The moderate president has been embracing a stirring progressive rhetoric when it comes to wealth inequality. Payne surmised that the administration’s loud calls to redistribute billionaire wealth are a sign of just how bad things have gotten. “I think that Biden sees a country that is on the brink,” she said. “And so, to me, it makes sense that a person in his position would propose what are important but not particularly transformative policies. But at least he’s getting the Titanic pointing away from the iceberg.” Pushing a consistent message around taxing the wealthy is a critical first step.

It’s also not an unpopular message. A Gallup poll last summer showed that a slim majority of Americans believe that the government should be able to redistribute wealth by imposing higher taxes on the rich. (Almost 80 percent of Democrats agree with the idea.) In a 2018 Gallup poll, more than 60 percent of people said rich people and corporations paid too little in taxes.

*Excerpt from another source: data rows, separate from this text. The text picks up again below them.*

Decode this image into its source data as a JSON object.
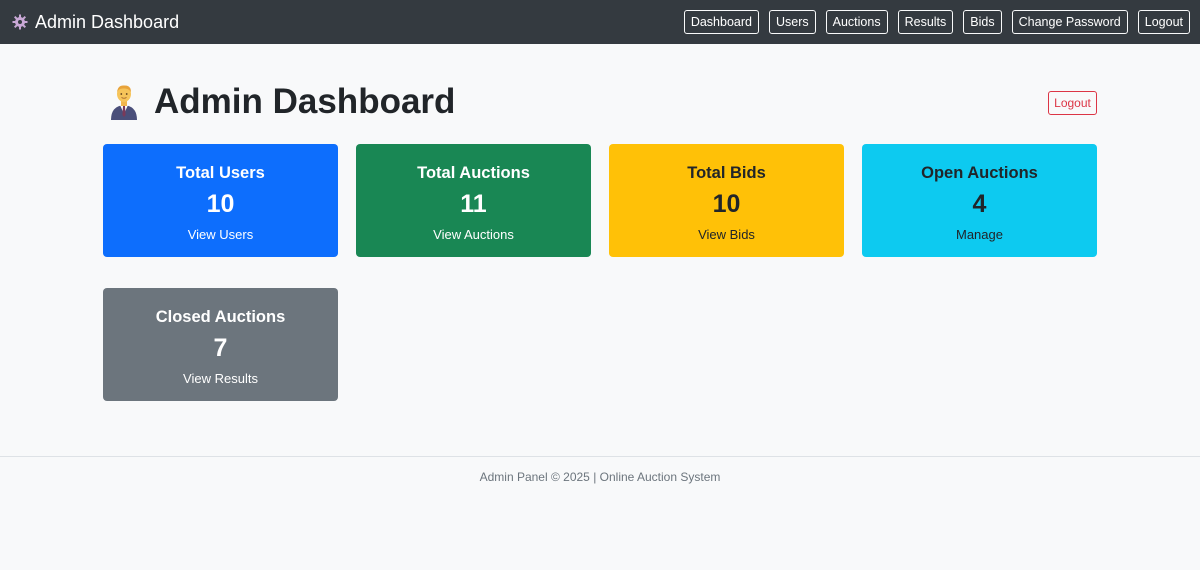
{
  "navbar": {
    "brand": "Admin Dashboard",
    "brand_icon": "gear-icon",
    "links": [
      "Dashboard",
      "Users",
      "Auctions",
      "Results",
      "Bids",
      "Change Password",
      "Logout"
    ]
  },
  "header": {
    "icon": "person-in-suit-icon",
    "title": "Admin Dashboard",
    "logout_label": "Logout"
  },
  "cards": [
    {
      "title": "Total Users",
      "value": "10",
      "link": "View Users",
      "bg": "#0d6efd",
      "fg": "#ffffff"
    },
    {
      "title": "Total Auctions",
      "value": "11",
      "link": "View Auctions",
      "bg": "#198754",
      "fg": "#ffffff"
    },
    {
      "title": "Total Bids",
      "value": "10",
      "link": "View Bids",
      "bg": "#ffc107",
      "fg": "#212529"
    },
    {
      "title": "Open Auctions",
      "value": "4",
      "link": "Manage",
      "bg": "#0dcaf0",
      "fg": "#212529"
    },
    {
      "title": "Closed Auctions",
      "value": "7",
      "link": "View Results",
      "bg": "#6c757d",
      "fg": "#ffffff"
    }
  ],
  "footer": {
    "text": "Admin Panel © 2025 | Online Auction System"
  }
}
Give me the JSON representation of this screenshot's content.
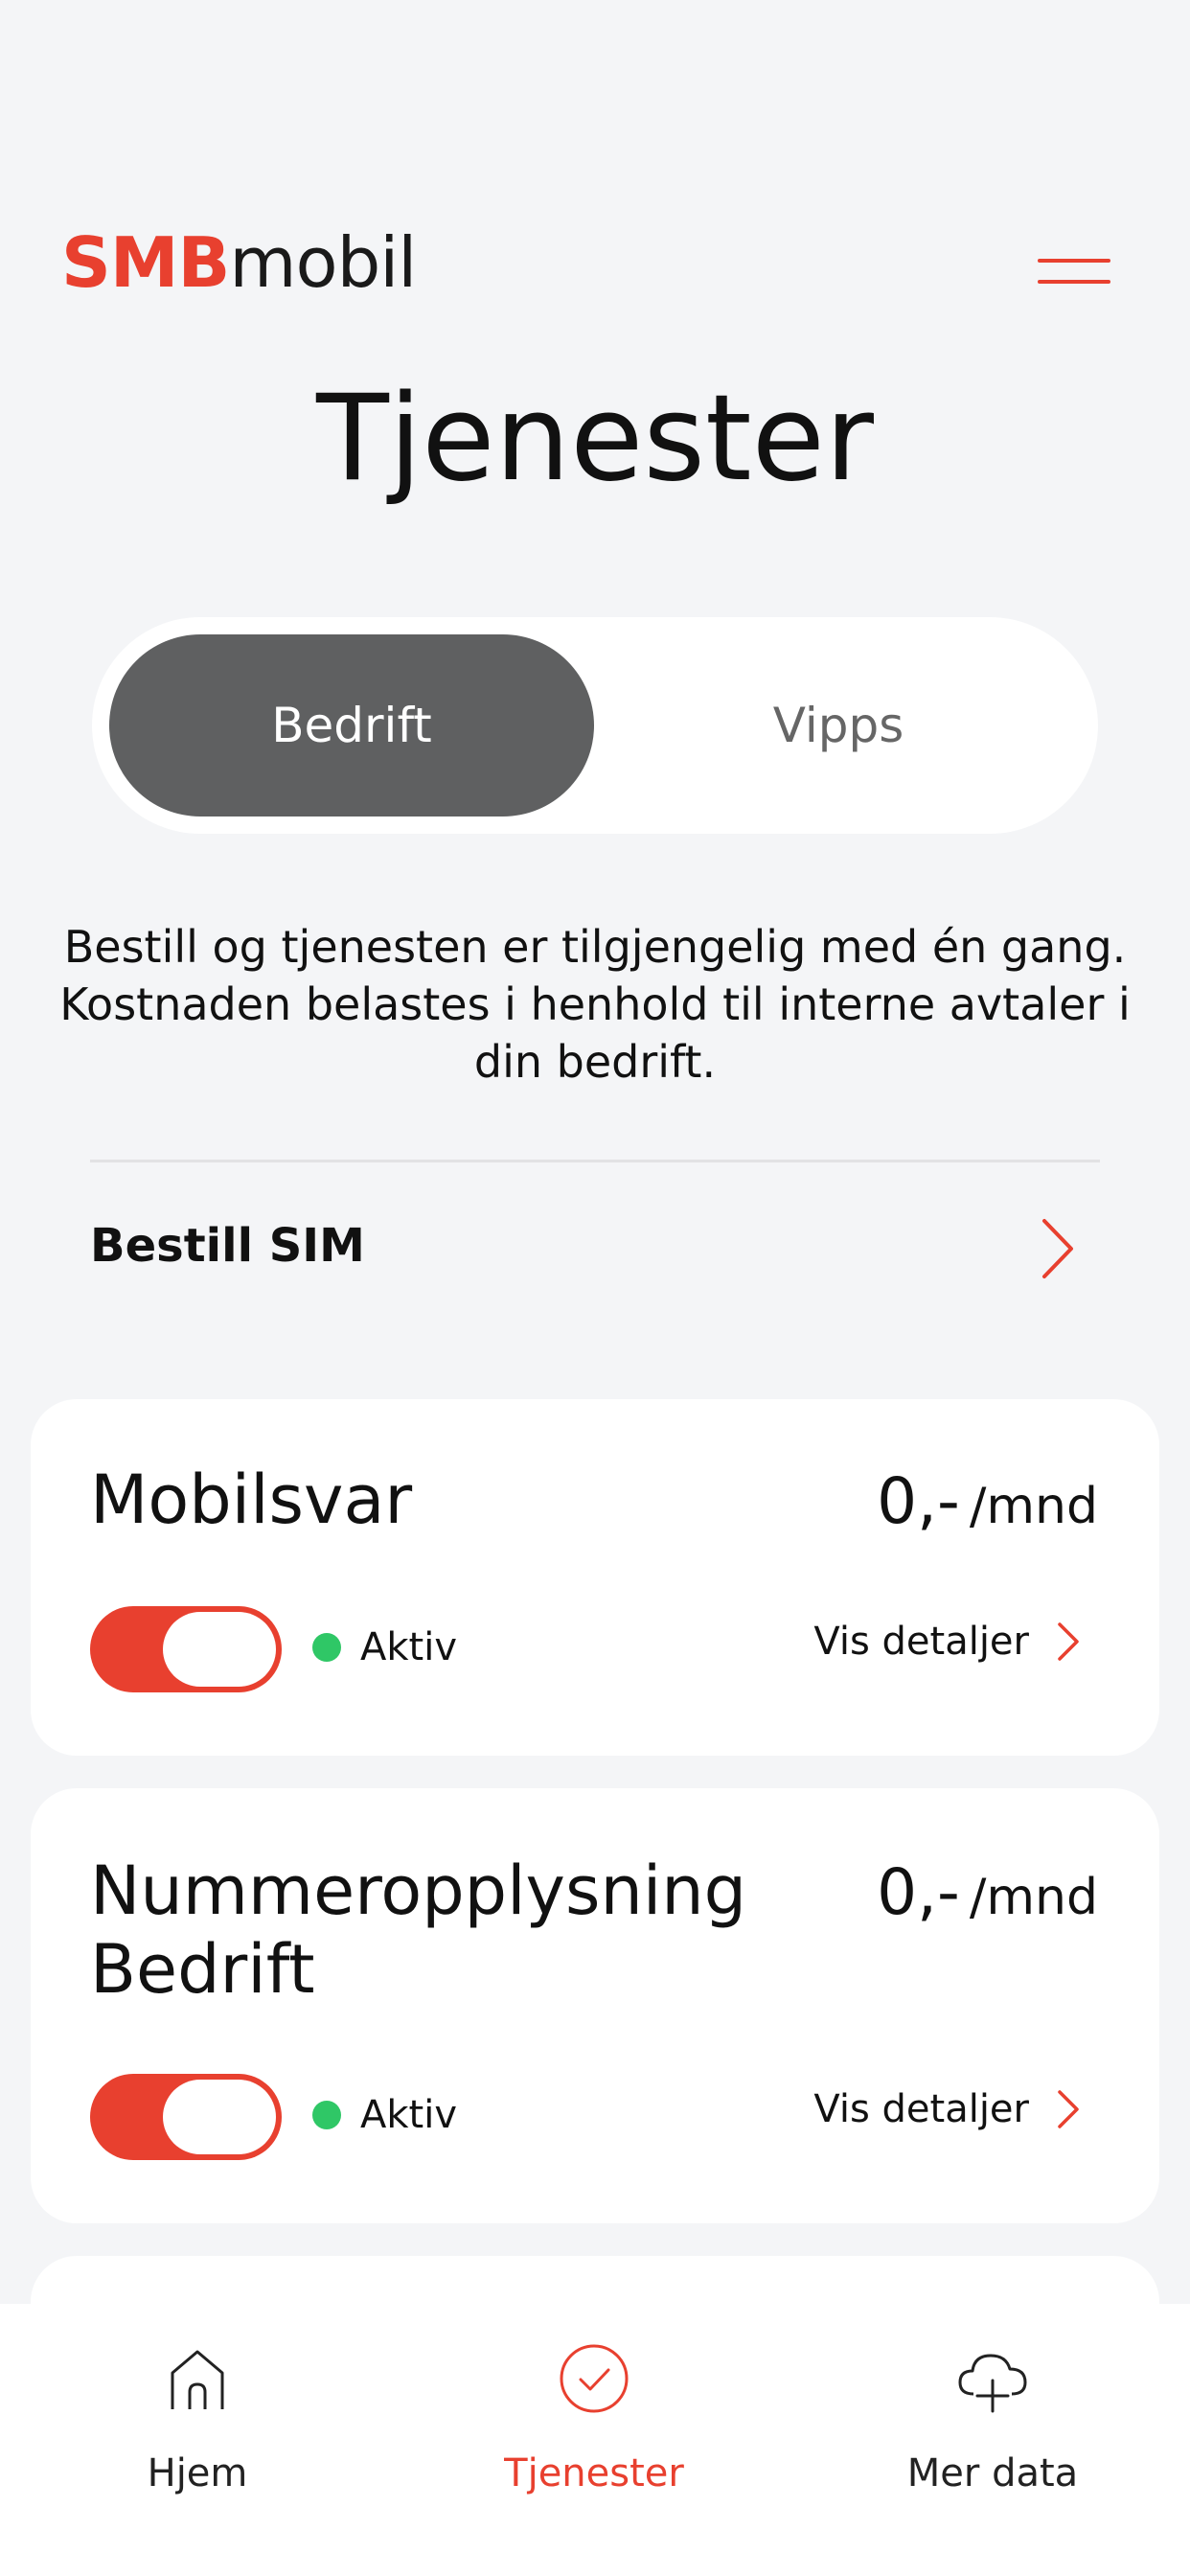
{
  "header": {
    "logo_brand": "SMB",
    "logo_suffix": "mobil"
  },
  "page_title": "Tjenester",
  "segments": [
    {
      "label": "Bedrift",
      "active": true
    },
    {
      "label": "Vipps",
      "active": false
    }
  ],
  "description": "Bestill og tjenesten er tilgjengelig med én gang. Kostnaden belastes i henhold til interne avtaler i din bedrift.",
  "order_sim": {
    "label": "Bestill SIM"
  },
  "services": [
    {
      "name": "Mobilsvar",
      "price": "0,-",
      "unit": "/mnd",
      "enabled": true,
      "status": "Aktiv",
      "details_label": "Vis detaljer"
    },
    {
      "name": "Nummeropplysning Bedrift",
      "price": "0,-",
      "unit": "/mnd",
      "enabled": true,
      "status": "Aktiv",
      "details_label": "Vis detaljer"
    }
  ],
  "tabbar": {
    "items": [
      {
        "label": "Hjem",
        "icon": "home-icon"
      },
      {
        "label": "Tjenester",
        "icon": "check-circle-icon",
        "active": true
      },
      {
        "label": "Mer data",
        "icon": "cloud-plus-icon"
      }
    ]
  },
  "colors": {
    "accent": "#e8402f",
    "segment_active": "#5f6061",
    "status_active": "#2fc766",
    "background": "#f4f5f7"
  }
}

Biden has been taking advantage of political mobilization around the issue of economic inequality. He presents it as a no-brainer, a simple and undeniable truth that all working people can agree with. It was evident in the language Biden used in his SOTU address — “No billionaire should be paying a lower tax rate than a schoolteacher or a firefighter,” he said — and it’s evident in the language of the budget proposal, too. In mentioning the carried interest loophole, the proposal claims that it would end a mechanism that “allows some wealthy investment fund managers to pay tax at lower rates than their secretaries,” recalling billionaire Warren Buffet’s famous claim that his secretary paid more taxes than he did.

Biden’s tax proposals are also coming at a time when an increasing number of states are becoming tax havens that encourage the accumulation of extreme wealth instead of redistributing it. “The fact is most of our state tax codes are upside down,” said Hanauer, noting that most states raise a higher share of revenue from low-income Americans than they do from wealthy individuals. “So it becomes even more important that the federal government have a truly progressive tax code to make up for the fact that so many state tax codes are regressive.”

“Again, it’s nothing compared to what needs to happen,” said Payne. “But it’s something we haven’t seen out of Democrats in decades.”